Shutter Island


John Hall

A stormy island filled with nightmare and mystery: check. An ensemble of melodramatically shady characters: check. Dark, earth-toned coloring and grippingly suspenseful camerawork: check. One angry-eyed and shifty-looking Leonardo DiCaprio: double check.

There's no doubt. Martin Scorsese found all the tastiest ingredients for a psychological thriller and he executes them with the exceptional talent we've come to expect from a Scorsese flick.

Enter Leonardo DiCaprio as the U.S. Marshal Teddy Daniels, a World War II veteran haunted by the atrocities of war and the untimely death of his wife. Daniels has been called in to investigate the disappearance of an inmate from her cell in a mental institution for the criminally insane. Taking only the nightmares of his past and his new, somewhat saucy partner, Chuck (Mark Ruffalo), with him, Daniels enters the prison only to find that everything is not business as usual in this prison.

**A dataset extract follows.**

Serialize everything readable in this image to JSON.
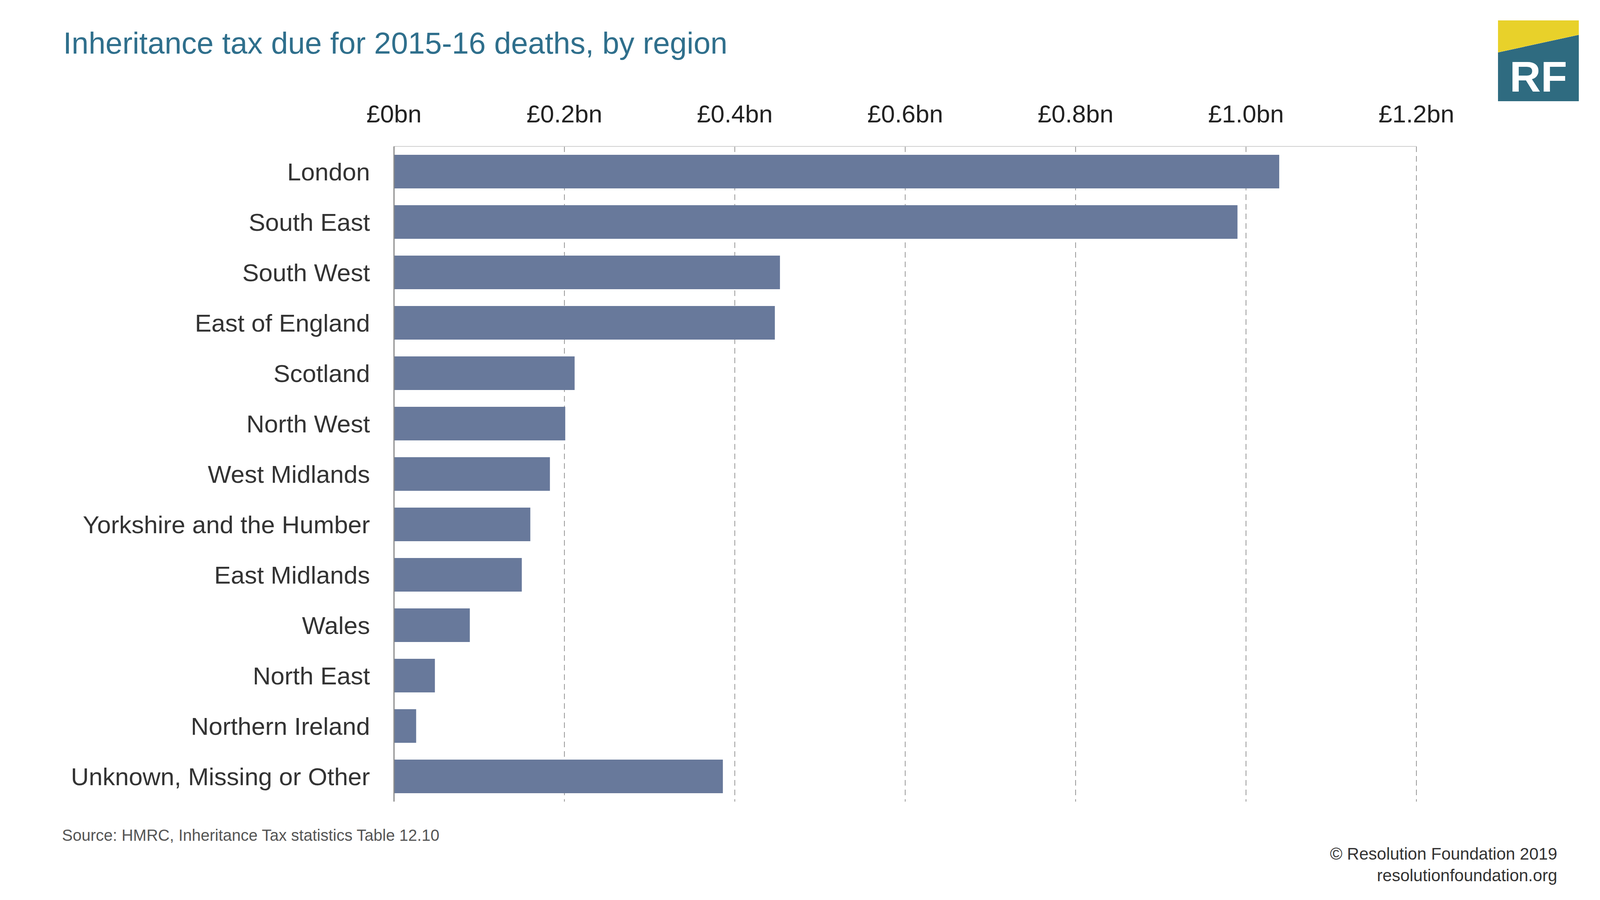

From the starting gate, we can tell this isn't a run-of-the-mill Scorsese flick. If anything, we get the impression that Scorsese is being outright playful with the genre of the dark, historical thriller. He cues an ominous soundtrack as the island looms on the horizon and an unnecessarily stiff ferry captain goes out of his way to make sure the audience knows the island is an inescapable deathtrap. Even the prison guards and orderlies, typified by the almost criminally violent alpha-male warden (Ted Levine), come across as overly dramatic.

And yet somehow the effect is anything by cheesy. The feel of the film is stiff at first, but the stereotypical aloofness of the guards is brilliantly contrasted by the performances of Ruffalo and Michelle Williams, who plays Daniels's late wife. As Daniels delves deeper into the workings of the island prison, he is subjected to alternating interactions with institution doctors, who only seem to answer his questions when it suits them, and his happy-go-lucky but helpful partner, Chuck. The more Daniels switches back and forth between the two, the more he and the audience lose their sense of who to trust. The overall effect is fantastic and contributes impressively to the developing sense of paranoia.

The other half of the story is told through flashbacks and dream sequences, both of which steadily bleed into each other by the film's end. Scorsese isn't afraid to play the dream-within-a-dream card here, but we forgive him the cliché because, at the end of the night, Daniels's dreams are incredibly vivid and emotionally stirring. As we watch Daniels holding his wife in loving embrace at the center of a burning apartment, the falling ash seamlessly melts into rain and Daniels finds himself back on the storming island. That juxtaposition of realities plays the centerpiece in this film, and it's the reason we're left not really knowing what's what. Even Daniels misplacing his cigarettes at the start of the movie is oddly unsettling and contributes to his growing sense of disorientation.

If anything was drastically right about this film, it was DiCaprio's satisfyingly eerie characterization of Teddy Daniels. There's seldom a time when DiCaprio isn't shooting someone his piercingly sideways glance, and his expressions and interactions throughout the flashback sequences range from cold impassiveness to childlike docility to utter horror. He is simultaneously the spitting image of a soldier storming the beach at Normandy and a troubled widower searching desperately for answers. The tragedy of 2009 Oscars just might be that they came too early to honor DiCaprio's performance here.

Match all this with some truly artful action close-ups and you've got a film that masterfully strings you along. Robert Richardson's cinematography is just as playful as Scorsese's directing, employing some techniques that few movies outside a Scorsese flick might be able to pull off. The camera's point-of-view entrance into the prison was just about the most gripping shot in the film, and the abrupt snatches of DiCaprio lighting match after match to illuminate a pitch black jail cell create exactly the atmosphere of horror that has been missing from scary movies as of late.

The bottom line: Shutter Island has a penchant for the dramatic, almost in an old-fashioned way. But the nightmare scenes strike a chord with the surreal and are provided in just the right dosage to pique the audience's interest without trying its suspension of disbelief. Overall, the story proves forgettable, not lending anything original or exciting that we haven't seen before. The movie is more a demonstration that in any genre exceptional men can make an exceptional film. Even if it's not Scorsese's finest, it's a fine job indeed.